朝鮮半島情勢に詳しい龍谷大教授の李相哲氏が2月21日、ニッポン放送「辛坊治郎 ズーム そこまで言うか!」に出演。北朝鮮メディがロシアのプーチン大統領から金正恩朝鮮労働党総書記にロシア製の首脳専用車が贈られたことを報じたことに触れたうえで、プーチン大統領による北朝鮮訪問の可能性が指摘されていることを巡り、「プーチン大統領は金総書記に東アジアで暴れてほしいと考えている」と解説した。
北朝鮮労働新聞は20日、ロシアのプーチン大統領から金正恩朝鮮労働党総書記に対してロシア製の乗用車が贈られたと伝えた。両国を巡っては、北朝鮮がロシアに武器を供与していると欧米などから懸念が強まっているが、プーチン大統領が3月の大統領選挙以降、北朝鮮を訪れる見通しも示されている。
李)プーチン大統領の訪朝の可能性については、私は半々だと思っています。なぜなら、旧ソ連時代も含めてロシアのトップが北朝鮮を訪問したことは一度しかないからです。それは、2000年に日本で開催された沖縄サミットに合わせ、プーチン大統領が平壌経由で日本に来ました。その時だけなんです。
辛坊)自国を「巨大な国」と意識している人にとっては、「そんなに大きくない国なんかに行けるか」という感じなのでしょうね。
李)そうだと思います。しかも、モスクワから平壌まではとても遠いです。

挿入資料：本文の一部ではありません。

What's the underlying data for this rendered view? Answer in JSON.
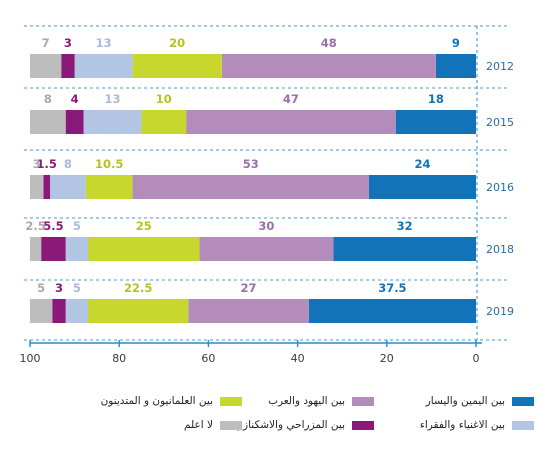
{
  "chart_data": {
    "type": "bar",
    "orientation": "horizontal-stacked",
    "direction": "right-to-left",
    "categories": [
      "2012",
      "2015",
      "2016",
      "2018",
      "2019"
    ],
    "series": [
      {
        "name": "بين اليمين واليسار",
        "color": "#1273b9",
        "label_color": "#1273b9",
        "values": [
          9,
          18,
          24,
          32,
          37.5
        ]
      },
      {
        "name": "بين اليهود والعرب",
        "color": "#b48cbc",
        "label_color": "#9b6fa8",
        "values": [
          48,
          47,
          53,
          30,
          27
        ]
      },
      {
        "name": "بين العلمانيون و المتدينون",
        "color": "#c8d72e",
        "label_color": "#b5c41d",
        "values": [
          20,
          10,
          10.5,
          25,
          22.5
        ]
      },
      {
        "name": "بين الاغنياء والفقراء",
        "color": "#b2c6e4",
        "label_color": "#a8bbd9",
        "values": [
          13,
          13,
          8,
          5,
          5
        ]
      },
      {
        "name": "بين المزراحي والاشكنازي",
        "color": "#8a1a7a",
        "label_color": "#8a1a7a",
        "values": [
          3,
          4,
          1.5,
          5.5,
          3
        ]
      },
      {
        "name": "لا اعلم",
        "color": "#bdbdbd",
        "label_color": "#a9a9a9",
        "values": [
          7,
          8,
          3,
          2.5,
          5
        ]
      }
    ],
    "xlim": [
      100,
      0
    ],
    "xticks": [
      "100",
      "80",
      "60",
      "40",
      "20",
      "0"
    ],
    "xtick_values": [
      100,
      80,
      60,
      40,
      20,
      0
    ],
    "grid": "dashed vertical axis at right, dashed row separators",
    "axis_color": "#2b8cc4",
    "legend_position": "bottom"
  }
}
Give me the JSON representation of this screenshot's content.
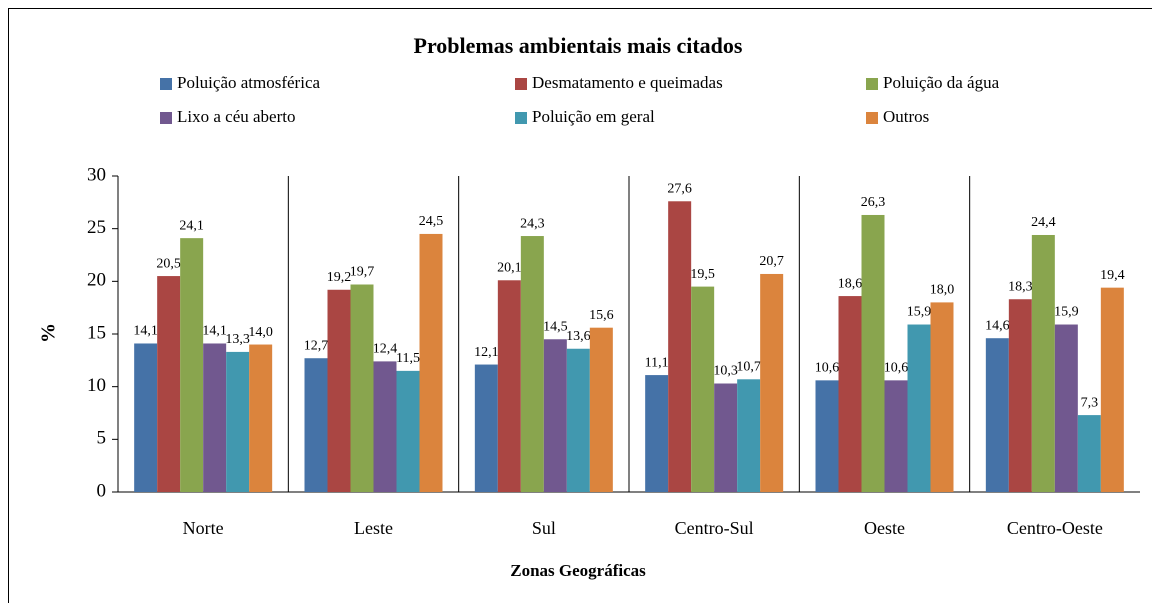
{
  "chart_data": {
    "type": "bar",
    "title": "Problemas ambientais mais citados",
    "x_label": "Zonas Geográficas",
    "y_label": "%",
    "categories": [
      "Norte",
      "Leste",
      "Sul",
      "Centro-Sul",
      "Oeste",
      "Centro-Oeste"
    ],
    "ylim": [
      0,
      30
    ],
    "yticks": [
      0,
      5,
      10,
      15,
      20,
      25,
      30
    ],
    "grid": false,
    "series": [
      {
        "name": "Poluição atmosférica",
        "color": "#4572a7",
        "values": [
          14.1,
          12.7,
          12.1,
          11.1,
          10.6,
          14.6
        ],
        "value_labels": [
          "14,1",
          "12,7",
          "12,1",
          "11,1",
          "10,6",
          "14,6"
        ]
      },
      {
        "name": "Desmatamento e queimadas",
        "color": "#aa4643",
        "values": [
          20.5,
          19.2,
          20.1,
          27.6,
          18.6,
          18.3
        ],
        "value_labels": [
          "20,5",
          "19,2",
          "20,1",
          "27,6",
          "18,6",
          "18,3"
        ]
      },
      {
        "name": "Poluição da água",
        "color": "#89a54e",
        "values": [
          24.1,
          19.7,
          24.3,
          19.5,
          26.3,
          24.4
        ],
        "value_labels": [
          "24,1",
          "19,7",
          "24,3",
          "19,5",
          "26,3",
          "24,4"
        ]
      },
      {
        "name": "Lixo a céu aberto",
        "color": "#71588f",
        "values": [
          14.1,
          12.4,
          14.5,
          10.3,
          10.6,
          15.9
        ],
        "value_labels": [
          "14,1",
          "12,4",
          "14,5",
          "10,3",
          "10,6",
          "15,9"
        ]
      },
      {
        "name": "Poluição em geral",
        "color": "#4198af",
        "values": [
          13.3,
          11.5,
          13.6,
          10.7,
          15.9,
          7.3
        ],
        "value_labels": [
          "13,3",
          "11,5",
          "13,6",
          "10,7",
          "15,9",
          "7,3"
        ]
      },
      {
        "name": "Outros",
        "color": "#db843d",
        "values": [
          14.0,
          24.5,
          15.6,
          20.7,
          18.0,
          19.4
        ],
        "value_labels": [
          "14,0",
          "24,5",
          "15,6",
          "20,7",
          "18,0",
          "19,4"
        ]
      }
    ]
  }
}
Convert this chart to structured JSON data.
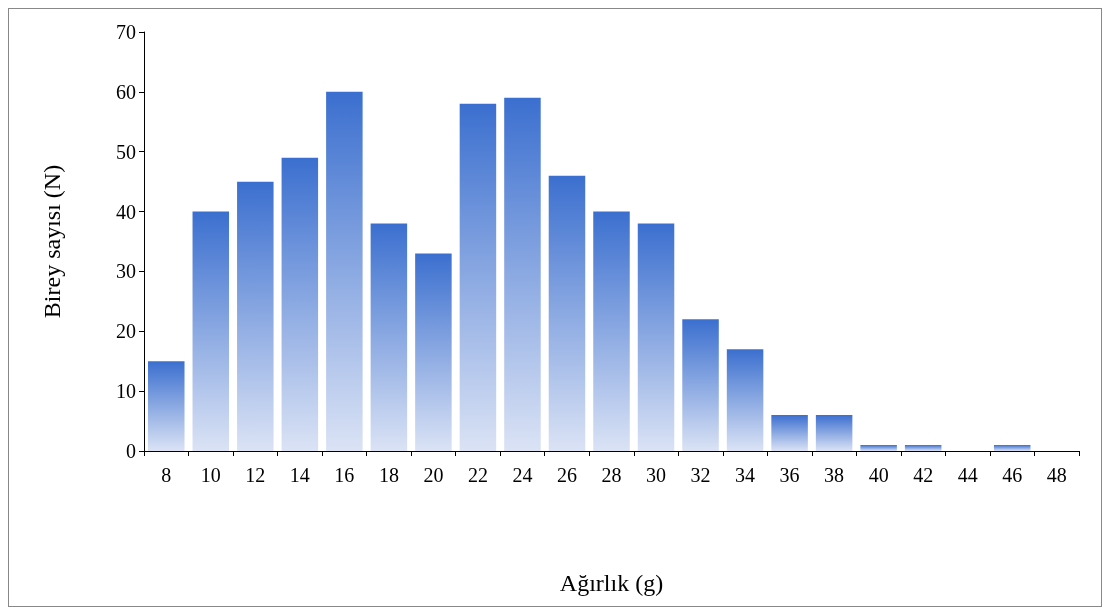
{
  "chart_data": {
    "type": "bar",
    "xlabel": "Ağırlık (g)",
    "ylabel": "Birey sayısı (N)",
    "categories": [
      "8",
      "10",
      "12",
      "14",
      "16",
      "18",
      "20",
      "22",
      "24",
      "26",
      "28",
      "30",
      "32",
      "34",
      "36",
      "38",
      "40",
      "42",
      "44",
      "46",
      "48"
    ],
    "values": [
      15,
      40,
      45,
      49,
      60,
      38,
      33,
      58,
      59,
      46,
      40,
      38,
      22,
      17,
      6,
      6,
      1,
      1,
      0,
      1,
      0
    ],
    "color": "#3b6fcf",
    "ylim": [
      0,
      70
    ],
    "yticks": [
      0,
      10,
      20,
      30,
      40,
      50,
      60,
      70
    ],
    "grid": false
  }
}
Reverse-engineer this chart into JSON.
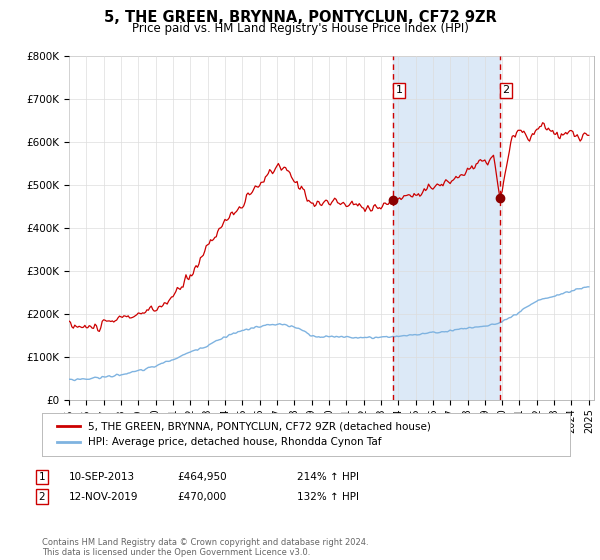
{
  "title": "5, THE GREEN, BRYNNA, PONTYCLUN, CF72 9ZR",
  "subtitle": "Price paid vs. HM Land Registry's House Price Index (HPI)",
  "title_fontsize": 10.5,
  "subtitle_fontsize": 8.5,
  "ylim": [
    0,
    800000
  ],
  "yticks": [
    0,
    100000,
    200000,
    300000,
    400000,
    500000,
    600000,
    700000,
    800000
  ],
  "ytick_labels": [
    "£0",
    "£100K",
    "£200K",
    "£300K",
    "£400K",
    "£500K",
    "£600K",
    "£700K",
    "£800K"
  ],
  "sale1_date_num": 2013.69,
  "sale1_price": 464950,
  "sale1_label": "1",
  "sale2_date_num": 2019.87,
  "sale2_price": 470000,
  "sale2_label": "2",
  "shade_color": "#dce9f7",
  "line_red_color": "#cc0000",
  "line_blue_color": "#7fb3e0",
  "legend_red_label": "5, THE GREEN, BRYNNA, PONTYCLUN, CF72 9ZR (detached house)",
  "legend_blue_label": "HPI: Average price, detached house, Rhondda Cynon Taf",
  "footnote": "Contains HM Land Registry data © Crown copyright and database right 2024.\nThis data is licensed under the Open Government Licence v3.0.",
  "background_color": "#ffffff",
  "plot_bg_color": "#ffffff",
  "grid_color": "#dddddd",
  "ann1_date": "10-SEP-2013",
  "ann1_price": "£464,950",
  "ann1_pct": "214% ↑ HPI",
  "ann2_date": "12-NOV-2019",
  "ann2_price": "£470,000",
  "ann2_pct": "132% ↑ HPI"
}
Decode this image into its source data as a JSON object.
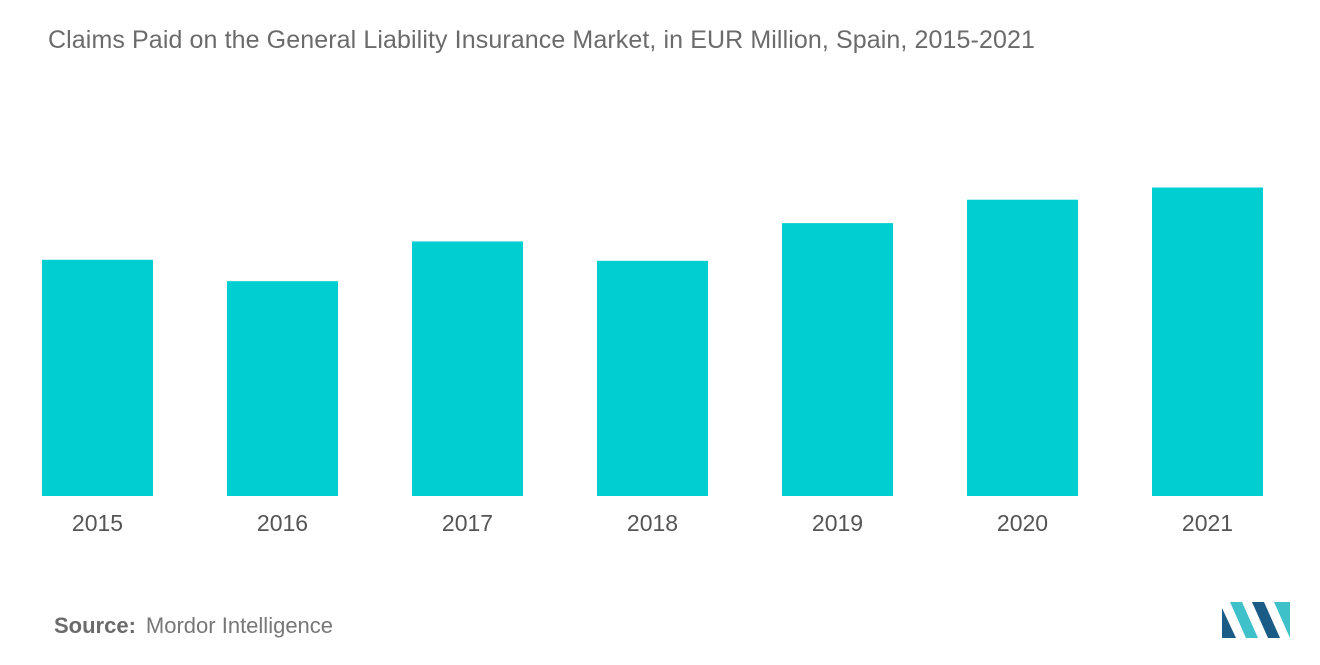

平壌に用事があれば別ですが、わざわざ金総書記に会いに行くことは、プーチン大統領の性格からしても考えにくいです。
ただ国際政治上、プーチン大統領が今、北朝鮮に少しでも関心を示している理由は、金総書記に東アジアで暴れてほしいと考えているからです。金総書記が暴れれば、アメリカはロシアとウクライナの戦闘や(イスラム原理主義組織)ハマスとイスラエルの戦闘に全力投球できなくなります。ですから、プーチン大統領が北朝鮮との友好関係を演出しているのは、アメリカを牽制する目的が大きいと思います。